Читать книгу Informatics and Machine Learning - Stephen Winters-Hilt - Страница 15

The FSA sequential‐data signal processing, and extraction of statistical moments on windowed data, will be shown in Chapter 2 to be O(L) with L the size of the data (double the data and you double the processing time). If HMMs can be used, with their introduction of states (the sequential data is described as a sequentence of “hidden” states), then the computational cost goes as O(LN²). If N = 10, then this could be 100 times more computational time to process than that of a FSA‐based O(L) computation, so the HMMs can generally be a lot more expensive in terms of computational time. Even so, if you can benefit from a HMM it is generally possible to do so, even if hardware specialization (CPU farm utilization, etc.) is required. The problem is if you do not have a strong basis for a HMM application, e.g. when there is no strong basis for delineating the states of the system of communication under study. This is the problem encounterd in the study of natural languages (where there is significant context dependency). In Chapter 5 we look into FSA analysis for language by doing some basic text analytics.

Chapter 5 shows some (very) basic extensions to an FSA analysis in applications to text. This begins with a simple frequency analysis on words, which for some classics (in their original languages) reveal important word‐frequency results with implied meanings meant by the author (polysemy word usage by Machiavelli, for example). The frequency on word groupings in a given text can be studied as well, with some useful results from texts of sufficient size with clear stylistic conventions by the author. Authors that structure their lines of text according to iambic pentameter (Shakespeare, for example) can also be identified according to the profile (histogram) of syllables used on each line (i.e. 10 for iambic pentameter will dominate).

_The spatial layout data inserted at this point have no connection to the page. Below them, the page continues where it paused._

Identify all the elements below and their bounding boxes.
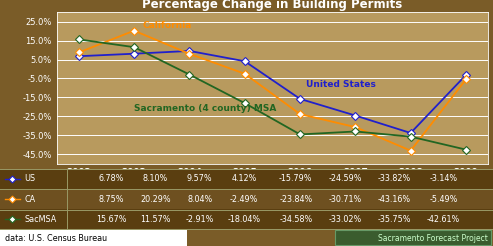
Text: SacMSA: SacMSA xyxy=(25,215,57,224)
Text: -2.49%: -2.49% xyxy=(230,195,258,204)
Text: -35.75%: -35.75% xyxy=(378,215,411,224)
Text: 8.04%: 8.04% xyxy=(187,195,212,204)
Text: -33.82%: -33.82% xyxy=(378,174,411,183)
Text: -33.02%: -33.02% xyxy=(328,215,362,224)
Text: 6.78%: 6.78% xyxy=(98,174,124,183)
FancyBboxPatch shape xyxy=(335,230,491,245)
Text: -43.16%: -43.16% xyxy=(378,195,411,204)
Text: 8.10%: 8.10% xyxy=(142,174,168,183)
Text: 11.57%: 11.57% xyxy=(140,215,171,224)
Text: CA: CA xyxy=(25,195,36,204)
Text: -15.79%: -15.79% xyxy=(279,174,313,183)
FancyBboxPatch shape xyxy=(0,229,187,246)
Text: -24.59%: -24.59% xyxy=(328,174,362,183)
Text: data: U.S. Census Bureau: data: U.S. Census Bureau xyxy=(5,234,107,243)
Text: United States: United States xyxy=(306,80,376,89)
Text: -3.14%: -3.14% xyxy=(429,174,458,183)
Text: Sacramento Forecast Project: Sacramento Forecast Project xyxy=(378,234,488,243)
Text: 8.75%: 8.75% xyxy=(98,195,124,204)
Text: -34.58%: -34.58% xyxy=(279,215,313,224)
Text: 4.12%: 4.12% xyxy=(231,174,257,183)
Text: -2.91%: -2.91% xyxy=(185,215,214,224)
Text: California: California xyxy=(142,21,192,30)
Text: -5.49%: -5.49% xyxy=(429,195,458,204)
FancyBboxPatch shape xyxy=(0,169,493,189)
Text: -42.61%: -42.61% xyxy=(427,215,460,224)
Text: US: US xyxy=(25,174,36,183)
Title: Percentage Change in Building Permits: Percentage Change in Building Permits xyxy=(142,0,402,11)
Text: -23.84%: -23.84% xyxy=(279,195,313,204)
Text: 15.67%: 15.67% xyxy=(96,215,126,224)
Text: -30.71%: -30.71% xyxy=(328,195,362,204)
Text: 9.57%: 9.57% xyxy=(187,174,212,183)
Text: Sacramento (4 county) MSA: Sacramento (4 county) MSA xyxy=(134,104,277,112)
FancyBboxPatch shape xyxy=(0,209,493,229)
Text: -18.04%: -18.04% xyxy=(227,215,261,224)
Text: 20.29%: 20.29% xyxy=(140,195,171,204)
FancyBboxPatch shape xyxy=(0,189,493,209)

Text analytics can also take what is still O(L) processing into mapping the mood or sentiment of text samples by use of word‐scored sentiment tables. The generation and use of such sentiment tables is its own craft, usually proprietary, so only minimal examples are given. Thus Chapter 5 shows an elaboration of FSA‐based analysis that might be done when there is no clear definition of state, such as in language. NLP processing in general encompasses a much more complete grammatical knowledge of the language, but in the end the NLP and the FSA‐based “add‐on” still suffer from not being able to manage word context easily (the states cannot simply be words since the words can have different meaning according to context). The inability to use HMMs has been a blockade to a “universal translator” that has since been overcome with use of Deep Learning using NNs (Chapter 13) – where immense amounts of translation data, such as the massive corpus of dual language Canadian Government proceedings, is sufficient to train a translator (English–French). Most of the remaining Chapters focus on situations where a clear delinaeation of signal state can be given, and thus benefit from the use of HMMs.